Z fails to imagine himself as one of his mice. Of course, he’d tell me, “I take good care of my mice. They’re fine.” But does he understand what the mice experience? He is focused on curing cancer. That’s fitting. Just as it’s fitting to use mice to reach his goal. But do the mice want to be stabbed? Do they want to be subjects of his experiments? Z would point out that curing cancer is more important and mice aren’t human. But he’d also agree, mice suffer. And, if he is honest, he knows when his mice are suffering. He knows by their behaviour; he’s spent years watching them. They communicate to some extent. So if Z is willing to spend the time and energy learning to communicate with rodents, why won’t he learn to communicate with You?

Suffering With Christ

“Now I rejoice in my sufferings for your sake, and in my flesh I complete what is lacking in Christ’s afflictions for the sake of his body, that is, the church.” (Colossians 1:24)

In Dappled Things, Tonita M. Helton writes about the intersection of the Cross and her mother’s horrific death from cancer.

We are all given a cross that we are bound to carry, whether willing or unwilling. Most of us are left to offer smaller sacrifices, like headaches, stubbed toes, the occasional cut, or the frustration of traffic or a difficult job or co-worker. And many, perhaps most, of us reject even those smaller opportunities. But, for the rare and truly blessed soul, God sometimes sends acute suffering, in whatever form, along with an invitation to crawl up on the Cross with him and, in so doing, help him to save the world. For those who know – really know – what to do with this opportunity, the growth and purification they merit for their own souls and the graces that are showered upon the world as a result of their offerings are enormous.

Perhaps the difficulty we have with this teaching is that the connection is hidden from us this side of the grave. It was sometimes hard for me to see why God, if he really loved my mother, couldn’t just give her a break every now and then, and protect her from the chemical burn, or the mutant bacteria, or the wretched nausea, or the month-long bout of constipation, or the edema, or the pancreatic malfunction, or the gallbladder pain and surgery, or the cancer itself, or at least the nightmares she had of demons attacking her.

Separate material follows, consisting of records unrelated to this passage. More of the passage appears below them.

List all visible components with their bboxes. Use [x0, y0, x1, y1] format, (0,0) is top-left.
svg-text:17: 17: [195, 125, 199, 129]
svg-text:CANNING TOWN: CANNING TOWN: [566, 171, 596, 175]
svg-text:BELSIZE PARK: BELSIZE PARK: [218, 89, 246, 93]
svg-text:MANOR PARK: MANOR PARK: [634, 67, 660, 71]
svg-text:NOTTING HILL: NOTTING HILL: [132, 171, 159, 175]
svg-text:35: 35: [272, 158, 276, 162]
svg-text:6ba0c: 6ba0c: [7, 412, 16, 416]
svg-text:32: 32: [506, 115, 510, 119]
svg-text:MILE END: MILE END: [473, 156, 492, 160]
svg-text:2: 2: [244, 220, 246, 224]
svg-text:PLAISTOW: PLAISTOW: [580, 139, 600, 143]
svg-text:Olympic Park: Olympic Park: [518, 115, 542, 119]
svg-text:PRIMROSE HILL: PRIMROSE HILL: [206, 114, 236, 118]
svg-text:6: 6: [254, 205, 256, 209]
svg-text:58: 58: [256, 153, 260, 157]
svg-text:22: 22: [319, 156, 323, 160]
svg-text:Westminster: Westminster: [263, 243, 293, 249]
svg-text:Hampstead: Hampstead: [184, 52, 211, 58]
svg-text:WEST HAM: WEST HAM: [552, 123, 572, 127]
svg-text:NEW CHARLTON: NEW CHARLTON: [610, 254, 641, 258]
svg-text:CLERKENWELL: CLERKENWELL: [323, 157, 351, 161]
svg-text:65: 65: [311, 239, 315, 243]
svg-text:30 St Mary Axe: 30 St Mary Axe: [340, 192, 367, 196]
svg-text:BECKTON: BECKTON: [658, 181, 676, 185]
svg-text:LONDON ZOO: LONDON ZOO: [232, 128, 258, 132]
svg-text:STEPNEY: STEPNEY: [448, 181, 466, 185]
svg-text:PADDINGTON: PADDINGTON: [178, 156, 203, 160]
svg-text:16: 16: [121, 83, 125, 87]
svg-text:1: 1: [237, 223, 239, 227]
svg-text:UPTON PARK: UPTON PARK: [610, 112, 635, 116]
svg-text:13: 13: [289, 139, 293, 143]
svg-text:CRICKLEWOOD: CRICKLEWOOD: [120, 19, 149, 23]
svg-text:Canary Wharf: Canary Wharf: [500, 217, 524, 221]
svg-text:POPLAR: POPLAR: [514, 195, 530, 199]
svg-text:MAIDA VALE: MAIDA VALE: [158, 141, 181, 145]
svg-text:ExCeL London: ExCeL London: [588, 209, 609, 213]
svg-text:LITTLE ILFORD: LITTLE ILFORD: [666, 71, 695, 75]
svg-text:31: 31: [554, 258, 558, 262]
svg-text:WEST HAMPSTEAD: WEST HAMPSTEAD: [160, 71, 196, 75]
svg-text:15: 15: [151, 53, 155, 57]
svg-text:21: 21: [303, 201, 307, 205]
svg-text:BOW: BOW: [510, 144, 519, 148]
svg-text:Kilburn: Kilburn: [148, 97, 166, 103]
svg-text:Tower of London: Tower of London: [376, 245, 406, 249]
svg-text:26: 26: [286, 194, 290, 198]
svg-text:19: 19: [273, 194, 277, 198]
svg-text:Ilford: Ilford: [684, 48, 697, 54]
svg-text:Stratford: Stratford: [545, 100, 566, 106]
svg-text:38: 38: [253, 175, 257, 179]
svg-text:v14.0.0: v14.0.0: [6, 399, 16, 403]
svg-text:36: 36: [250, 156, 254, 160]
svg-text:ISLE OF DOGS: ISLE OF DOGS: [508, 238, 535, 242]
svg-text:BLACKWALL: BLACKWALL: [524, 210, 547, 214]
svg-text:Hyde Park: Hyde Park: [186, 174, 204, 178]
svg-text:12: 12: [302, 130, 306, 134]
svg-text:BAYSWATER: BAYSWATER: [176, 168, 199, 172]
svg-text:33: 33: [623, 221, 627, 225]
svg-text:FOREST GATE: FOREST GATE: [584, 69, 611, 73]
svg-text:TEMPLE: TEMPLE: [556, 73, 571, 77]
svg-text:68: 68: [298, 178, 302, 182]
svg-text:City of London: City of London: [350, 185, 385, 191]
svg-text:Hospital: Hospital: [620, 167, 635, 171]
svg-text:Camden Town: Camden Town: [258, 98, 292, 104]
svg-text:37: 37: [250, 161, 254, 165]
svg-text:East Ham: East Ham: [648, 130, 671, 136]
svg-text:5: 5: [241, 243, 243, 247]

You see, there is often no clear line drawn for us between this particular suffering and that particular soul. Even so, there remains a bright line drawn across the ages and it reminds us boldly that Christ did not suffer in vain and it is his revolutionary mandate that neither must we. It remains our destiny to suffer because mankind fell into sin, but even that suffering can and should be redeemed by uniting it with his

Participation in Christ’s suffering is immense honour and joy. It’s hard to see, hard to accept. But once seen, we discover the immense grace He has bestowed upon us.

Don’t get me wrong. We ought not pursue suffering. Neither ought we wallow in it. But when it comes, and it will, just as the Cross was powerful, our suffering can be as well if we will suffer with Christ.